Durante meus ousados exercícios de respondente as questões mais difíceis que me possam ser dirigidas enquanto pretenso “representante”, ou “apresentante”, da divindade, um novo querido amigo perguntou-me quando morrerá.

Pensei por alguns momentos numa forma menos chocante de lhe dizer, estritamente sob a perspectiva “nua e crua” da divindade, a Verdade sobre o tempo de sua morte – ou, mais especificamente, da morte de seu pequenino “eu” histórico – e então, finalmente, decidi que, como um “porta-voz de “Deus” naquele momento, não haveria nada melhor para lhe dizer além da Verdade mesma:

- Você morrerá somente HOJE – disparei então, para o desconforto de meu amigo; e para o meu.

E por que situei o dia de sua morte, e inevitavelmente também a de todos nós, no Presente?

Porque, como observei antes, do exclusivo ponto de vista da divindade não há o passado ou o futuro, mas tão somente o Eterno-hoje onde vive tudo, o sempre Agora quando todos nós vivemos e quando morreremos – mesmo que pareçam nos distanciar da morte cinqüenta, cem ou mil daqueles anos que esperançosamente situamos no futuro.

Para maior elucidação desta incômoda parcela da Verdade total um comentarista do pensamento medieval de mestre Eckhart (1260-1328) escreveu: “o deserto que é Deus só se ganha percorrendo a senda estreita em que o homem já não está sujeito nem à audição nem à visão, nem ao espaço nem ao tempo, realidades que é preciso banir para além de todos os sentidos”.

Graças a esses níveis inusitados da percepção dos considerados “iluminados”, quando plenamente cônscios da realidade sensível da Vida infinita que nos sustenta, e a quem muitos chamaram “Deus”, todos ganharam em troca a inevitável conseqüente diluição das noções de suas personas, de suas identidades circunstanciais, históricas; em suma, gozaram suas primeiras mortes, condição si ne qua non ao início da correta percepção da natureza, dos lugares e das dimensões das “moradas do Ser” em tudo.

Assim intuíram todos os grandes avatares da História, aqueles genuínos apresentantes da Vida plena, íntegra, integral e integradora, não separada – uma vez que a consciência deste “eu” separado da Vida, que nos permitiu dar nome às coisas e a nós mesmos, projetou no exterior sua própria separação instaurando oposições – atributo essencial da consciência dita “luciférica” e “diabólica”. Porque em grego, diabolos, que deu origem à palavra “diabo”, significava simplesmente “aquilo que separa”.

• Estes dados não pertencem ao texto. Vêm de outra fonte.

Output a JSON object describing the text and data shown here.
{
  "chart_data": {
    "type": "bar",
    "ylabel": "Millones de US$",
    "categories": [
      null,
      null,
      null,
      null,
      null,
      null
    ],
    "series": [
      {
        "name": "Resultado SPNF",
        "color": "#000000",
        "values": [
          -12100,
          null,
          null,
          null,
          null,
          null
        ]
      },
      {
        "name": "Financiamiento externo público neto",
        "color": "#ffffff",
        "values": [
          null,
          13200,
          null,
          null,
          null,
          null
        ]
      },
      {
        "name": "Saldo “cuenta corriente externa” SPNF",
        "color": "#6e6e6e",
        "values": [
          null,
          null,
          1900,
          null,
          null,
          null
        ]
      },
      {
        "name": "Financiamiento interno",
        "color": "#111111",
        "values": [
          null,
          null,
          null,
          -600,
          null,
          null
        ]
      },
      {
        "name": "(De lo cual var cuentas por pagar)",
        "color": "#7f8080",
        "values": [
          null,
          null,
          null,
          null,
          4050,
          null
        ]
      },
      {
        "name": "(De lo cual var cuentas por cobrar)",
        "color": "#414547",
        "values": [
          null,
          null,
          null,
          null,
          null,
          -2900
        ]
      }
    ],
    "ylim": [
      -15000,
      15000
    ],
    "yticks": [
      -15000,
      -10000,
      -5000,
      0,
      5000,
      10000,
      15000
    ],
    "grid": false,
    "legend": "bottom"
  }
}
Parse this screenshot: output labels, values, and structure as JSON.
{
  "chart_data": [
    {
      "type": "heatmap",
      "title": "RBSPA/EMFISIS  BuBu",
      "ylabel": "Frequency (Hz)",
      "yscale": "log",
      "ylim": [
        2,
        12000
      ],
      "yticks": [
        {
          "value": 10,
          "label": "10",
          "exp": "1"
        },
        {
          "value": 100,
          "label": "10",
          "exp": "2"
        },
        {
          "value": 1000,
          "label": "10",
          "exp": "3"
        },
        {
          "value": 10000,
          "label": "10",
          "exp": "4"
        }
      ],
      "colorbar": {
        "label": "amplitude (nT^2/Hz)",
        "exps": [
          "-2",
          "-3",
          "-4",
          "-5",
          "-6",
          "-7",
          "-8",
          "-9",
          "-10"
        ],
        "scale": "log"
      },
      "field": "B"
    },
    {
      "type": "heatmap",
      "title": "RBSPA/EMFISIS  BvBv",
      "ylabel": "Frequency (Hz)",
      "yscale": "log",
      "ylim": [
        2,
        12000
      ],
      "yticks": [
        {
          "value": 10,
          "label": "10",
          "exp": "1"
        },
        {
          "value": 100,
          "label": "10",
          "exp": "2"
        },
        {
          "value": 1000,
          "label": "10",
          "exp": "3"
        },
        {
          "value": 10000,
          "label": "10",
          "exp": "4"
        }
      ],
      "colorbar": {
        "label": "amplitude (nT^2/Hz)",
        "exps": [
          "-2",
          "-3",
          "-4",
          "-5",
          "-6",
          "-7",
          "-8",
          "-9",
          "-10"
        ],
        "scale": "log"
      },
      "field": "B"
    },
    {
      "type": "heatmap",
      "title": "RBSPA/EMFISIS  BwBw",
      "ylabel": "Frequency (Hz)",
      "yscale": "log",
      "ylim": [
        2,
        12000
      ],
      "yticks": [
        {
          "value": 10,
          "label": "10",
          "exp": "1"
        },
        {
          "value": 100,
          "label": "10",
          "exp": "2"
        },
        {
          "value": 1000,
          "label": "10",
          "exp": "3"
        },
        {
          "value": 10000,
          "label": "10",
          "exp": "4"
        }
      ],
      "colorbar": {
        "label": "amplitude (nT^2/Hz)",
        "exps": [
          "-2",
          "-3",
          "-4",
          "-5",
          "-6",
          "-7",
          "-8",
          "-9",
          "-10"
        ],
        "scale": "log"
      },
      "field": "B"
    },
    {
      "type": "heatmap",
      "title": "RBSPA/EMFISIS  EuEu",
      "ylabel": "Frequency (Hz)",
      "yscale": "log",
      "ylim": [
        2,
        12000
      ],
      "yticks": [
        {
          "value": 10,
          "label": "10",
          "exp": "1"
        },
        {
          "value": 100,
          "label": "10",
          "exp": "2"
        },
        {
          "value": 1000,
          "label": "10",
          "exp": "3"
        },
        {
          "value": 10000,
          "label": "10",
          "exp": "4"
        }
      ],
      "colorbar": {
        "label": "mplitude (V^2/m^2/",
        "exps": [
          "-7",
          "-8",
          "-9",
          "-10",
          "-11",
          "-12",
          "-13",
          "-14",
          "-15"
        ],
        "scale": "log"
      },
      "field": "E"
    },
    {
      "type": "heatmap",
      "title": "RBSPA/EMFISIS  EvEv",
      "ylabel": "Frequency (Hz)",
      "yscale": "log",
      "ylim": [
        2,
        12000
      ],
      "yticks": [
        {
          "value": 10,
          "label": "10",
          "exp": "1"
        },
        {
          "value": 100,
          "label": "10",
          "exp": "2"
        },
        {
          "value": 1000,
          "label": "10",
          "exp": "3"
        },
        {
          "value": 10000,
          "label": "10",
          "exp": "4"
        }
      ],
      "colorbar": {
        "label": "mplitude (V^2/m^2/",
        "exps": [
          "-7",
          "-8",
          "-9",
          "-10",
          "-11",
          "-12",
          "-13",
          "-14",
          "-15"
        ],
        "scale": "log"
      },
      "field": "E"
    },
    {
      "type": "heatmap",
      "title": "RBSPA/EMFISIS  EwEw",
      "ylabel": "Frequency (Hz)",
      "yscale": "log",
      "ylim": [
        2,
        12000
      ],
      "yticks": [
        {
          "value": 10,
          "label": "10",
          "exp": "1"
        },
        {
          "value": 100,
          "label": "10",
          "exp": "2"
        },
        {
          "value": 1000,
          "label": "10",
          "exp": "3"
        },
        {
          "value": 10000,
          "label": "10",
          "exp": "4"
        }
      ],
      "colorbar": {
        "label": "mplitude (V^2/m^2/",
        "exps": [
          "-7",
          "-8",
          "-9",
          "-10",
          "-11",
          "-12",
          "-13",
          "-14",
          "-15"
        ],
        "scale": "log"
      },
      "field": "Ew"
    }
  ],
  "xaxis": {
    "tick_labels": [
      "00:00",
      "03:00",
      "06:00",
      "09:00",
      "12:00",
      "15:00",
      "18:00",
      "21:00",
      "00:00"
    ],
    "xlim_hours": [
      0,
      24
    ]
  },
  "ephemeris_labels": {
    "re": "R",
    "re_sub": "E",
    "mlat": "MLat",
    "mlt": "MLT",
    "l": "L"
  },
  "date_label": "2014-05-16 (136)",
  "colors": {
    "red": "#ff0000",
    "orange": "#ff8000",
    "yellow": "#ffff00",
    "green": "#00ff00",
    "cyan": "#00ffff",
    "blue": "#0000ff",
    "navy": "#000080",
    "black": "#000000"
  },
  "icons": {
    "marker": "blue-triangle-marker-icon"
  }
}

A considerar, portanto, de acordo com determinados estímulos, as muitas variantes espacial-temporais a que pode ser submetida nossa sensibilidade perceptiva e, em conseqüência, a muitos outros níveis de consciência possíveis de ser alcançados (e necessários, sobretudo, por sua característica de destruir em nós qualquer preconceito de raça, cor, nacionalidade, espécie etc. que nos dêem razões para aumentar nossas muralhas e nos tornar mais distantes do que Verdadeiramente estamos uns dos outros), devemos, agora, retornar a questão das “coisas” que eram e que, como pretendi fazer-lhes sentir a partir “dos pontos de vista de Deus”, ainda são desde o Princípio.

Certa vez, conversando com um amigo, ele me perguntou se eu acreditava mesmo possível a existência de um “Deus”. Numa provocação crítica, perguntei-lhe: “se a ‘Coca-Cola’ existe, por que ‘Deus’ não pode existir?”.